The potential of Earth Observation (EO) data is, in many areas, yet to be leveraged. One barrier to achieving this may lie within the associated costs since, although the rich data acquired by the Copernicus Sentinels is made available for free, certain applications require resolution and/or revisit times Copernicus does not offer. This gap is addressed by private EO constellations, however at quite a price, reflective of the actual costs incurred with satellite development, construction, launch, and operation.

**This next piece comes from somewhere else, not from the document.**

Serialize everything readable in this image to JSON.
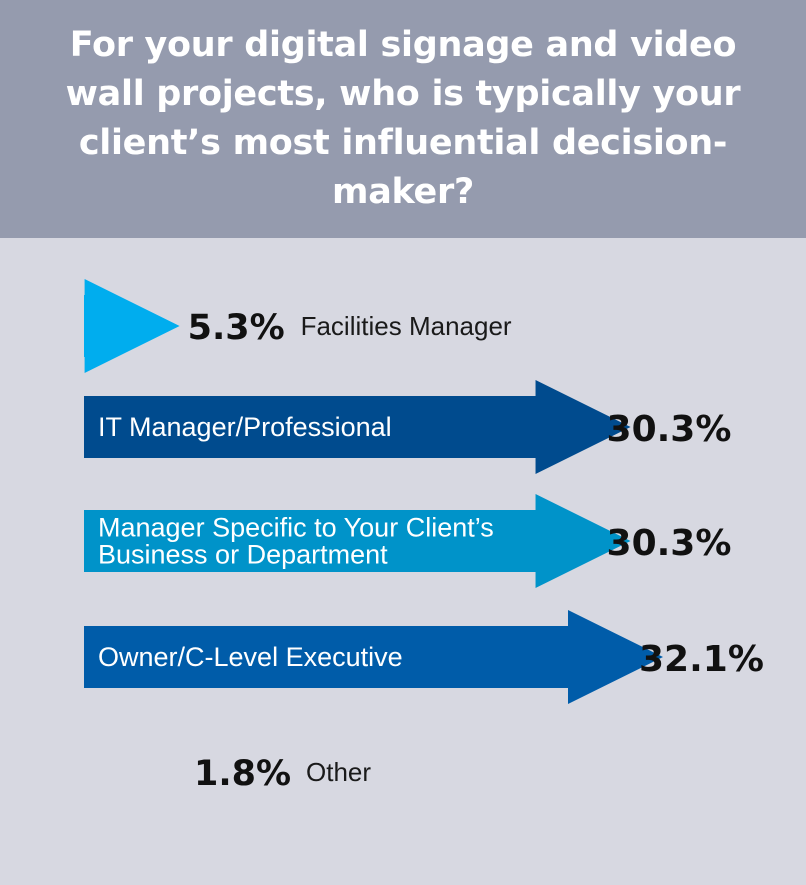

The “NewSpace” generation of commercial EO providers typically rely on cost-efficient smallsats. Development time is shorter, some components are available off-the-shelf making them cheaper, and their reduced weight makes it possible for them to be launched as piggyback payload – multiple satellites can be onboarded together, and flight costs can be shared. Planet have launched their SkySats aboard the SpaceX Falcon 9, and so did SatRevolution with their SOWA mission and Hawkeye 360 with their RF sensing satellites. Similarly, Satellogic is planning to launch their 2022 constellation aboard the same type of rocket. Instead of hiring a rocket for one’s purposes, ridesharing can significantly reduce the costs per kilogram of payload. From its inception, the Falcon series was developed with the aim of reducing the cost of launching low-orbit satellites (such as SpaceX’ own Starlink constellation). By design, the launchers are meant to rely on reusable components and carry multiple payloads. In fact, SpaceX advertises its smallsat ridesharing programme offering options for booking flights into different orbits almost as if booking one’s all-inclusive trip to a holiday destination of choice.

Still, SpaceX is not the only available taxi ride out there. As reliable satellite internet requires large low orbit constellations and commercial EO operators seek to increase their number of satellites to ensure the desired revisit times, more stakeholders are taking an interest. Operational lifespan is yet another contributing factor – whilst geosynchronous orbit satellites have an average lifespan of about fifteen years, private EO constellations are mostly placed into lower orbit which reduces their life expectancy requiring more frequent replacement. Hence, in direct response to SpaceX offering ridesharing capabilities for low-cost access to space, Lockheed Martin joined forces with Boeing to create the United Launch Alliance. Also, Starlink’s could-be competitor, OneWeb, has recently launched 36 satellites aboard a Soyuz rocket. Further competition comes from dedicated smallsat launchers whose costs are significantly lower than those charged by the larger rocket operators such as Falcon 9. Yet, being able to lift more payload, Falcon 9 is often more cost-effective. Rocket Labs’ Electron rockets, for example, can launch 300 kilograms at about USD 7 million per launch (they have previously deployed satellites for e.g., Capella Space and Spire). Virgin Orbit’s LauncherOne can carry ca. 450 kilograms at USD 12 million per launch. Whereas Astra is attempting to launch ca. 200 kilograms at a cost of USD 1 million which would be the current asking price per kilogram of SpaceX’ Falcon 9.

The general trend is to lower launch costs with NASA aiming at “tens of dollars per pound” by 2040. New Space is seeing increased competition and, provided that the market forces work, as expected, private EO constellations will most definitely benefit. Regular renewal guarantees that satellites are carrying the latest technology and therefore deliver high-quality data. Lower launch costs overall reduce the cost of satellites potentially leading to more and better data availability at competitive prices. This, in turn, may decrease the cost of higher-resolution data and associated services making them affordable to wider audiences thus contributing to expanding the pool of EO users. And this is something we should definitely keep an eye on!